Don’t break me down again. Don’t make me have to say sorry.
But I am going to apologize anyway, because that's who I am.
I have felt every feeling imaginable between September 2022 and right now. There’s nothing I can do now; it's all on me. But when will I learn to love myself? What can I do? I know life is beautiful, but I'm stuck wondering whether my curious youthful brain or insecurity is taking over.
I promise I'm pure.
I am truthful and try to see the good and potential for growth in any situation. I have my mother's intellect and my father's heart. This might be why I sleep so much - I'm caught up in serenity and tranquility.
Let go. The objective I'm attempting to accomplish. It's challenging for me.
But why? Because my sadness has started to elicit anger, which is hard for me to say because it's unlike me. I usually dismiss anger. But not this time, which has me confused. How can I do this? I hear others say I deserve more, which causes me to feel frustrated with the universe. It's unexpected, something that appeared out of nowhere.
My guilt has caused me to rage at myself even when I have beautiful thoughts. I recall my first sentimental experiences. I remember my mother and I cutting roses in the garden when I was three. Is this me being dramatic, or is my mind trying to remind me why I'm here?
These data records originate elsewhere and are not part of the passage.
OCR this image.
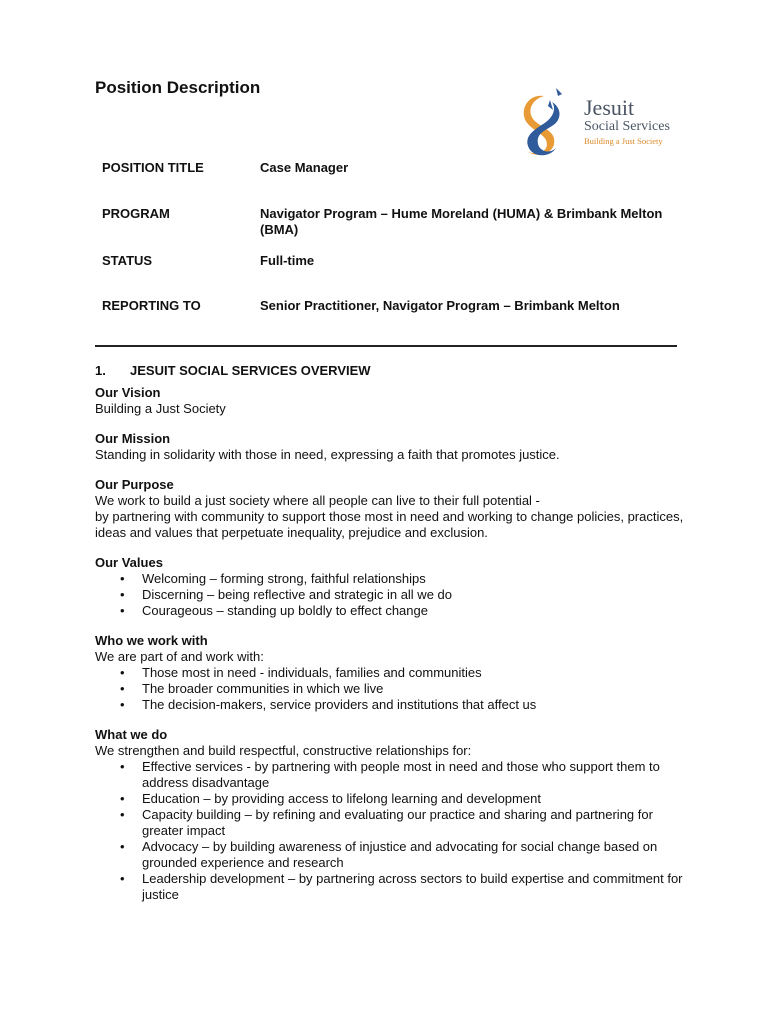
Position Description
Jesuit
Social Services
Building a Just Society
POSITION TITLE	Case Manager
PROGRAM	Navigator Program – Hume Moreland (HUMA) & Brimbank Melton (BMA)
STATUS	Full-time
REPORTING TO	Senior Practitioner, Navigator Program – Brimbank Melton
1.	JESUIT SOCIAL SERVICES OVERVIEW
Our Vision

Building a Just Society

Our Mission

Standing in solidarity with those in need, expressing a faith that promotes justice.

Our Purpose

We work to build a just society where all people can live to their full potential -

by partnering with community to support those most in need and working to change policies, practices, ideas and values that perpetuate inequality, prejudice and exclusion.

Our Values
• Welcoming – forming strong, faithful relationships
• Discerning – being reflective and strategic in all we do
• Courageous – standing up boldly to effect change
Who we work with

We are part of and work with:

• Those most in need - individuals, families and communities
• The broader communities in which we live
• The decision-makers, service providers and institutions that affect us
What we do

We strengthen and build respectful, constructive relationships for:

• Effective services - by partnering with people most in need and those who support them to address disadvantage
• Education – by providing access to lifelong learning and development
• Capacity building – by refining and evaluating our practice and sharing and partnering for greater impact
• Advocacy – by building awareness of injustice and advocating for social change based on grounded experience and research
• Leadership development – by partnering across sectors to build expertise and commitment for justice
She always insisted that I smell them. If I stop and smell the roses of my life, I'll feel better. Regain my faith in the good and hold onto it.
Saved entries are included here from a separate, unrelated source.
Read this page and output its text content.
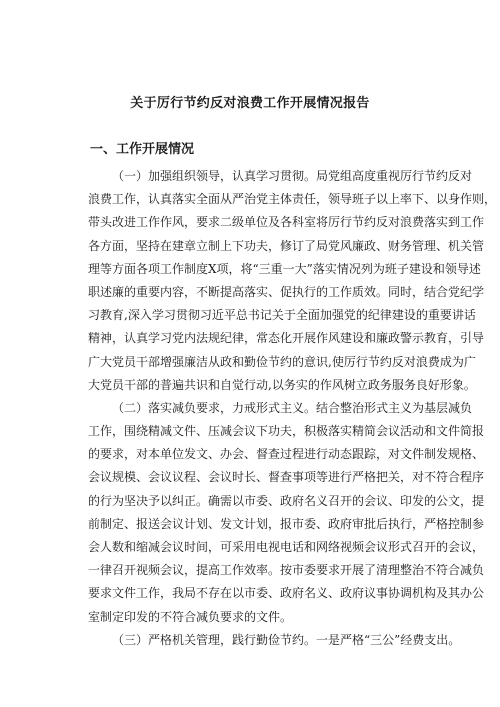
关于厉行节约反对浪费工作开展情况报告
一、工作开展情况
（一）加强组织领导，认真学习贯彻。局党组高度重视厉行节约反对
浪费工作，认真落实全面从严治党主体责任，领导班子以上率下、以身作则，
带头改进工作作风，要求二级单位及各科室将厉行节约反对浪费落实到工作
各方面，坚持在建章立制上下功夫，修订了局党风廉政、财务管理、机关管
理等方面各项工作制度X项，将“三重一大”落实情况列为班子建设和领导述
职述廉的重要内容，不断提高落实、促执行的工作质效。同时，结合党纪学
习教育,深入学习贯彻习近平总书记关于全面加强党的纪律建设的重要讲话
精神，认真学习党内法规纪律，常态化开展作风建设和廉政警示教育，引导
广大党员干部增强廉洁从政和勤俭节约的意识,使厉行节约反对浪费成为广
大党员干部的普遍共识和自觉行动,以务实的作风树立政务服务良好形象。
（二）落实减负要求，力戒形式主义。结合整治形式主义为基层减负
工作，围绕精减文件、压减会议下功夫，积极落实精简会议活动和文件简报
的要求，对本单位发文、办会、督查过程进行动态跟踪，对文件制发规格、
会议规模、会议议程、会议时长、督查事项等进行严格把关，对不符合程序
的行为坚决予以纠正。确需以市委、政府名义召开的会议、印发的公文，提
前制定、报送会议计划、发文计划，报市委、政府审批后执行，严格控制参
会人数和缩减会议时间，可采用电视电话和网络视频会议形式召开的会议，
一律召开视频会议，提高工作效率。按市委要求开展了清理整治不符合减负
要求文件工作，我局不存在以市委、政府名义、政府议事协调机构及其办公
室制定印发的不符合减负要求的文件。
（三）严格机关管理，践行勤俭节约。一是严格“三公”经费支出。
Why do my eyes well up with tears when I try to relax? To some extent, I attribute this to my system repressing the timeline. I am trying my best.
I've repressed the feeling deep within. I'm trying to put it out of my mind, but it keeps coming back. Discussing any of it makes me emotional to the point of nausea. The reason is: it's just not possible to fathom. How ineffective have I been in my attempts to make everyone happy?
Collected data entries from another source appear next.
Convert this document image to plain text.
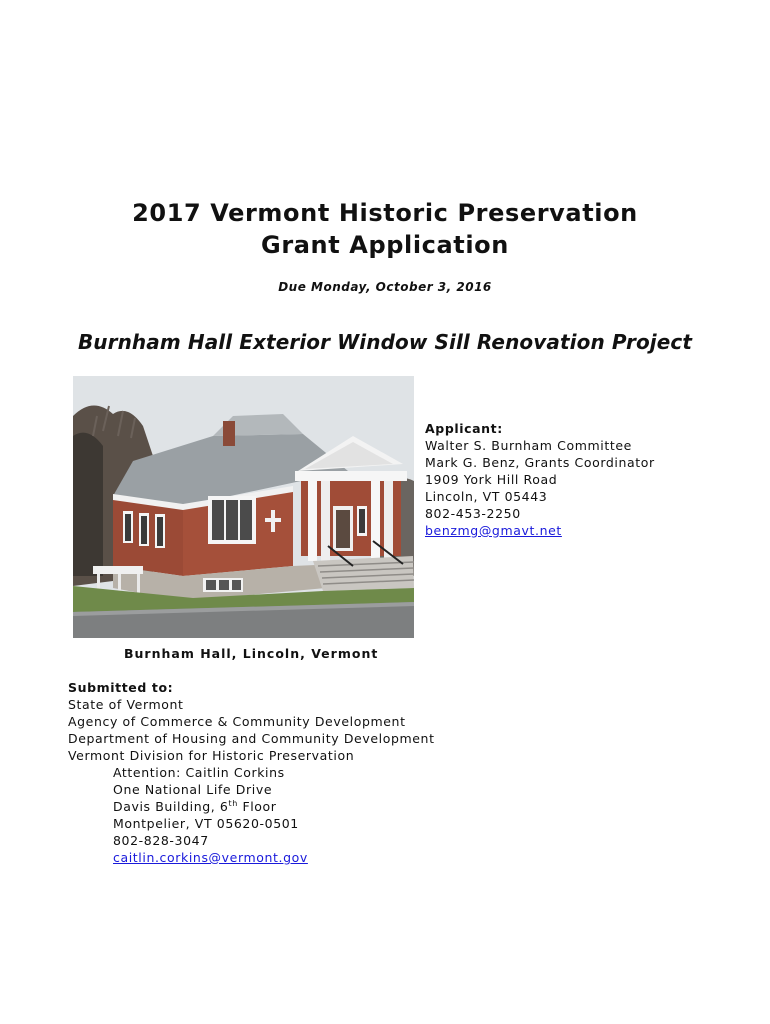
2017 Vermont Historic Preservation
Grant Application
Due Monday, October 3, 2016
Burnham Hall Exterior Window Sill Renovation Project
Burnham Hall, Lincoln, Vermont
Applicant:
Walter S. Burnham Committee
Mark G. Benz, Grants Coordinator
1909 York Hill Road
Lincoln, VT 05443
802-453-2250
benzmg@gmavt.net
Submitted to:
State of Vermont
Agency of Commerce & Community Development
Department of Housing and Community Development
Vermont Division for Historic Preservation
Attention: Caitlin Corkins
One National Life Drive
Davis Building, 6th Floor
Montpelier, VT 05620-0501
802-828-3047
caitlin.corkins@vermont.gov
The memories keep returning to me, the feeling of being mistreated like I didn't seem to matter, almost like I was nothing. Unfortunately, I succumbed to it and have had difficulty refuting it.
I can only help and love myself at this point. Things will improve with time, even despite the gut-wrenching remarks. I have come to one conclusion.
Life is beautiful and I have time. However, I didn't deserve it. I know this, yet all I can do is push through and calm my mind, but at the end of the day, all I truly need is a hug.